Menaces de représailles de Moscou
Moscou regarde évidemment cela d’un œil très différent. Les autorités russes y voient une forme d’agression occidentale, un acte offensif de l’Otan. Le gouverneur de Kaliningrad souligne que les sanctions concernent tout de même entre 40 et 50% de l’approvisionnement de la région. Et hier, après l’annonce de la décision de la Lituanie, de nombreux habitants de Kaliningrad se sont précipités dans les supermarchés pour faire des réserves.

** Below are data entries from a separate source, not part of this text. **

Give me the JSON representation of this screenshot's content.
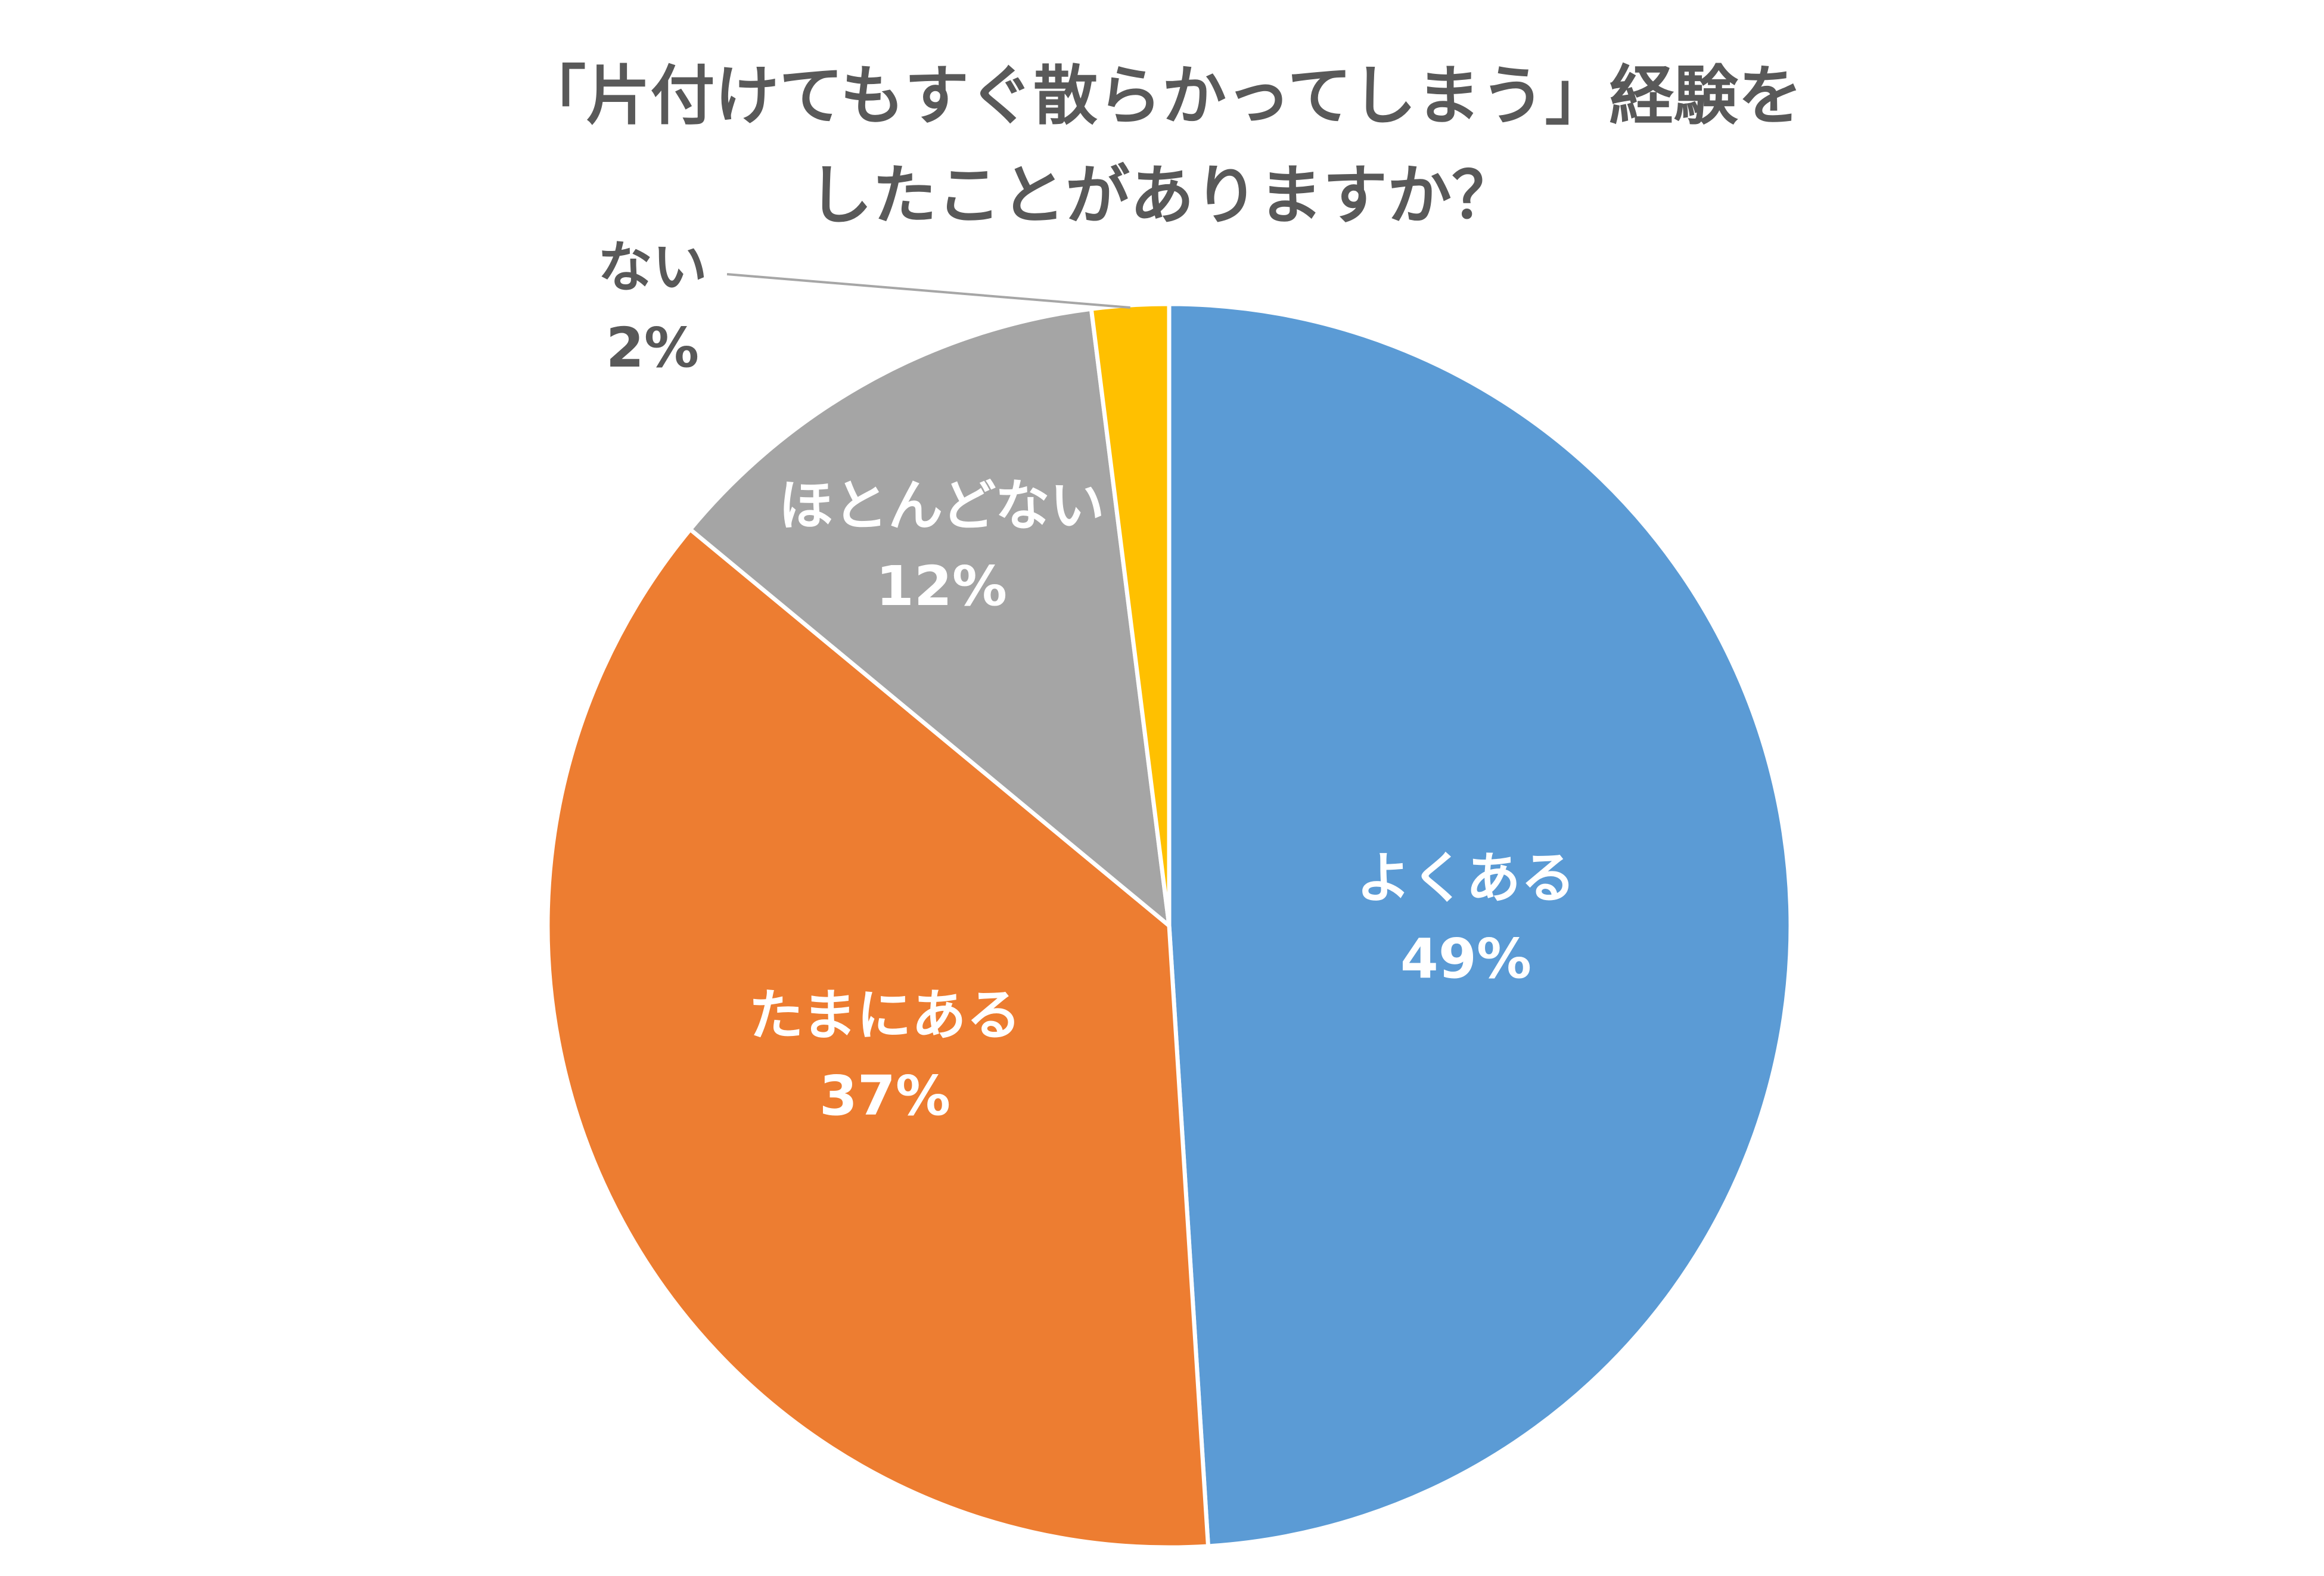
{
  "chart_data": {
    "type": "pie",
    "title": "「片付けてもすぐ散らかってしまう」経験をしたことがありますか？",
    "title_lines": [
      "「片付けてもすぐ散らかってしまう」経験を",
      "したことがありますか？"
    ],
    "start": "12 o'clock",
    "direction": "clockwise",
    "slices": [
      {
        "label": "よくある",
        "value": 49,
        "value_label": "49%",
        "color": "#5B9BD5",
        "label_color": "#ffffff"
      },
      {
        "label": "たまにある",
        "value": 37,
        "value_label": "37%",
        "color": "#ED7D31",
        "label_color": "#ffffff"
      },
      {
        "label": "ほとんどない",
        "value": 12,
        "value_label": "12%",
        "color": "#A5A5A5",
        "label_color": "#ffffff"
      },
      {
        "label": "ない",
        "value": 2,
        "value_label": "2%",
        "color": "#FFC000",
        "label_color": "#595959"
      }
    ],
    "legend": "none"
  }
}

Moscou dénonce donc aujourd’hui "une action hostile" et brandit la menace de représailles "sérieuses" contre la Lituanie. L’hypothèse de nouvelles attaques "hybrides", offensives cyber et numériques, parait plausible. Mais on entend aussi certaines voix, sur les réseaux sociaux russes, appeler carrément à une prise de contrôle par la force du corridor de Suwalki. Ce petit territoire de Kaliningrad est donc un baril de poudre. Et tout ce qui s’y passe peut avoir des effets en chaîne considérables. L’Histoire est truffée de conflits majeurs déclenchés par des querelles autour d’un confetti.